Although the sealing bead has been described as being made from a silicone elastomer, other elastomers and elastic materials can also be used, such as nitrile (polybutadiene nitruluri rubber) or neoprene rubber, flexible and rubber-modified epoxies. epoxies, or their compounds. Furthermore, since the sealing bead and face sheet cooperate in transmitting the sealing force in the bead zone, it is not necessary to use an elastic material such as an elastomer to effect the sealing at the point where the sealing occurs through the sealing bead. It is possible to consider the use of slightly harder materials that are less durable. Furthermore, according to the characteristic of the present invention in which the sealing bead is buried in the topsheet, the sealing compatibility of the topsheet surface to the head and block can be improved by a method that does not expose the sealing bead to the external surface as in the conventional method. It is possible to plan to improve the

In the embodiments described above, the sealing bead is bonded to the metal core and the topsheet is bonded to the metal core.
Depending on the materials used, it may be desirable to adhere the sealing bead to the topsheet during lamination.

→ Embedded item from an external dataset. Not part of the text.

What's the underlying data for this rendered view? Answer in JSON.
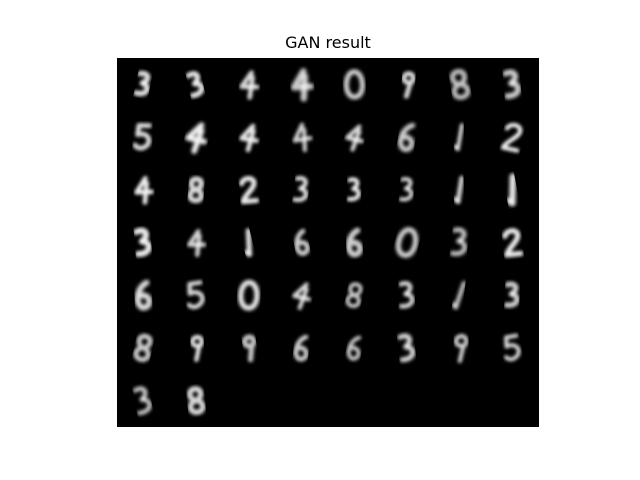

[Brief explanation of drawings]

FIG. 1 is a top view of a gasket assembly embodying the principles of the present invention, FIG. 2 is a cutaway sectional view of a diesel engine using the gasket assembly shown in FIG. 1, and FIG. 4 is a cut away plan view of the metal core of the gasket assembly of FIG. 1 with a sealing bead added; FIG.
FIG. 5 is an enlarged sectional view taken along the line 5--5 of FIG. 4, and FIG. 6 is an enlarged sectional view of the portion of FIG. 5 which has been pre-compressed according to the present invention. be. 10...Gasket assembly, 14...Metal core, 1
6... Surface sheet, 18... Surface, 20... Combustion opening, 22... Bolt hole, 26, 28, 30...
...Sealing bead.

Claims (1)

[Claims] 1. A gasket assembly disposed between and compressed between the surfaces of a pair of members to be sealed, one of which is a layer of compressible material and the other of which is compressed. a pair of gasket layers laminated to each other, each of which is a metal layer, and a sealing bead disposed between the two gasket layers and wrapped between the two gasket layers, the sealing bead being deformable under compression. a sealing bead formed of a compressible elastomer, the sealing bead being disposed around the sealing bead;
and at least one opening in the gasket assembly. 2. both gasket layers are secured to each other in a region proximate and surrounding the sealing bead so as to prevent lateral shearing of the sealing bead when the gasket assembly is placed in compression; A gasket assembly as claimed in claim 1, which has a structure that prevents the gas from overflowing. 3. The gasket assembly of claim 1, wherein the gasket assembly has at least one opening completely surrounded by the sealing bead. 4. A third gasket layer formed of a compressible material and laminated to the metal layer; and a third gasket layer disposed between the third gasket layer and the metal layer and wrapped between the two gasket layers. and a second sealing bead of non-compressible material. 5 The surface layer is compressed in the sealing bead zone,
2. The gasket assembly according to claim 1, wherein the protrusion height of the surface layer on the sealing bead is less than 1/2 of the height of the sealing bead. 6. A method of fabricating a gasket assembly disposed between the surfaces of a pair of members to be sealed, the method comprising placing a sealing bead of non-compressible elastomeric material deformable under compression into a metal first disposing and curing a surface layer of a compressible material as a second gasket layer over the first gasket layer and the sealing bead; wrapping said sealing bead positioned around at least one aperture between a first gasket layer and said surface layer; and adhering said surface layer as a second gasket layer to a first gasket layer under compression. and then compressing the surface layer to densify it in the area of the sealing bead. 7. The surface layer as a second gasket layer is affixed to the first metal gasket layer in an area proximate and surrounding the sealing bead so that when the gasket assembly is placed in compression, 7. A method of making a gasket assembly as claimed in claim 6, including limiting lateral drift of said sealing bead.